Chile ist das Vorbild. Nein, nicht unseres, ihr Vorbild, das Vorbild all derer, die ohne Zögern und ohne Skrupel Geschäfte mit der Hilfsbedürftigkeit der Menschen zu machen bereit sind. Der Vorsitzende des Verbandes der chilenischen privaten Krankenversicherungen sagt, diese seien „für die Leute da, die es bezahlen können. Der Staat kann bei den Ärmsten einspringen.“ Etwas gewunden klingt das beim Geschäftsführer der deutschen privaten Krankenhauskette Sana dann so: „Ich meine, dass wir eigentlich ein System haben müssten, dass das Krankenhaus, was zu wirtschaftlichen Konditionen eine sehr gute Leistung erbringt, verstärkt nachgefragt werden müsste und dass das Krankenhaus, was sich am Markt nicht positionieren kann, dann gegebenenfalls vom Markt verschwindet.

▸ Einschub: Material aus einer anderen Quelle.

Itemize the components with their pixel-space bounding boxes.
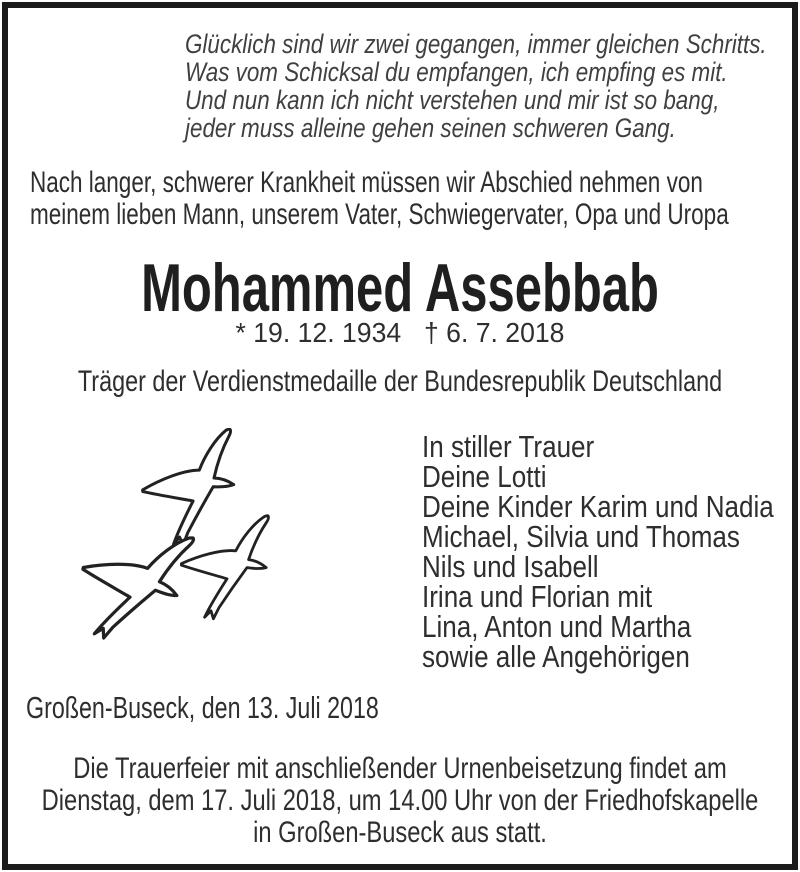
- poem-line: Was vom Schicksal du empfangen, ich empfing es mit.: [185, 57, 728, 87]
- poem-line: Glücklich sind wir zwei gegangen, immer gleichen Schritts.: [185, 29, 767, 59]
- mourner-line: Deine Kinder Karim und Nadia: [422, 489, 774, 524]
- intro-text: [30, 167, 729, 231]
- funeral-info: [42, 753, 759, 849]
- mourner-line: Deine Lotti: [422, 459, 547, 494]
- place-date-line: Großen-Buseck, den 13. Juli 2018: [26, 690, 379, 725]
- mourner-line: sowie alle Angehörigen: [422, 639, 690, 674]
- poem-line: Und nun kann ich nicht verstehen und mir ist so bang,: [185, 85, 720, 115]
- mourner-line: Michael, Silvia und Thomas: [422, 519, 740, 554]
- mourners-list: [422, 429, 774, 674]
- funeral-line: Dienstag, dem 17. Juli 2018, um 14.00 Uhr von der Friedhofskapelle: [41, 784, 759, 817]
- mourner-line: Irina und Florian mit: [422, 579, 653, 614]
- death-date: † 6. 7. 2018: [423, 317, 565, 348]
- bird-bottom-left: [70, 514, 194, 653]
- intro-line: meinem lieben Mann, unserem Vater, Schwiegervater, Opa und Uropa: [30, 198, 729, 231]
- deceased-name: Mohammed Assebbab: [141, 250, 659, 326]
- funeral-line: Die Trauerfeier mit anschließender Urnenbeisetzung findet am: [73, 752, 727, 785]
- bird-top: [137, 429, 242, 549]
- mourner-line: In stiller Trauer: [422, 429, 595, 464]
- birth-date: * 19. 12. 1934: [235, 317, 402, 348]
- intro-line: Nach langer, schwerer Krankheit müssen wir Abschied nehmen von: [30, 166, 703, 199]
- mourner-line: Nils und Isabell: [422, 549, 599, 584]
- flying-birds-illustration: [70, 428, 400, 683]
- funeral-line: in Großen-Buseck aus statt.: [253, 816, 547, 849]
- poem: [185, 30, 767, 142]
- mourner-line: Lina, Anton und Martha: [422, 609, 692, 644]
- life-dates: [236, 318, 565, 348]
- poem-line: jeder muss alleine gehen seinen schweren Gang.: [185, 113, 676, 143]
- bird-right: [181, 516, 268, 619]
- honor-line: Träger der Verdienstmedaille der Bundesrepublik Deutschland: [77, 365, 723, 398]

Kein Wort mehr über, nicht ein Gedanke an die Allgemeine Erklärung der Menschenrechte von 1948, in der das „Recht auf einen für die Gesundheit und das Wohlergehen angemessenen Lebensstandard einschließlich ausreichender Ernährung, Bekleidung, Wohnung, ärztlicher Versorgung und das Recht auf Sicherheit im Falle von Krankheit, Invalidität oder Alter“ proklamiert wurde. Viel Papier wurde seither mit Gesundheit bedruckt. Die Weltgesundheitsorganisation (WHO) erließ 1986 einen Aufruf zu aktivem Handeln mit dem Ziel der Gesundheit für alle. Zehn Jahre später verkündete sie dann eine Erklärung über das menschliche Genom, die jeden privaten Zugriff legitimierte und der Geschäftemacherei Tür und Tor öffnete.

Solch eine Entwicklung wurde unter anderem in Chile seit 1981 konsequent verfolgt mit dem Ergebnis: An die Stelle eines halbwegs funktionsfähigen Sozialsystems trat ein Sammelsurium (teil-) privatisierter Renten- und Krankenversicherungen, die weder die Renten noch die Gesundheit auch nur annähernd versichern. Das Gesundheitswesen entwickelte sich zu einem ganz normalen Markt und der Trend hierzulande geht in dieselbe Richtung. Nochmals der Sana-Geschäftsführer: „Gewinn ist kein Teufelszeug und auch nicht in Krankenhäusern.“

Und es ist viel zu holen bei denen, die es bezahlen können. Allein die Gesetzliche Krankenversicherung in der BRD hatte im Jahr 2000 Ausgaben von mehr als 250 Milliarden DM, im gesamten Gesundheitswesen war der Umsatz mehr als doppelt so hoch. Weltweit gilt der „Gesundheitsmarkt“ als 3,5 Billionen Dollar schwer. Vor allem reiche Menschen und reiche Gesellschaften lassen sich ihre Gesundheit – oder auch einfach ihre „wellness“ – etwas kosten. So wird ein Menschenrecht zu einer Ware auf dem Markt; der kranke, Hilfe suchende Mensch hat nur noch eine Bedeutung als zahlungsfähiger Kunde.

Gleichzeitig wird das Gesamtsystem schlecht geredet: Kostenexplosion, Effizienzdefizit sind die Stichworte, mit denen wohl davon abgelenkt werden soll, dass es an zahlungskräftigen EinzahlerInnen fehlt, denn nach wie vor sind es allein die immer weniger werdenden regulär Beschäftigten, die mit ihren Einkommensanteilen die Gesetzlichen Kassen finanzieren. Und wie immer heißt das Allheilmittel Privatisierung und Markt. (Dabei gäbe es durchaus noch zahlungsfähige BeitragszahlerInnen…) Wie ein System billiger werden soll, aus dem nun auch noch private Gewinne herausgezogen werden sollen, bleibt ein Rätsel. Und auch die Effizienz ist weder bei der privatisierten britischen Eisenbahn noch in der völlig privatisierten argentinischen Wirtschaft gestiegen. Die Menschen im benachbarten Uruguay haben das verstanden und in großen Mobilisierungen mehrfach Privatisierungen in ihrem Land verhindert.

Das könnte ein Vorbild sein. Für uns.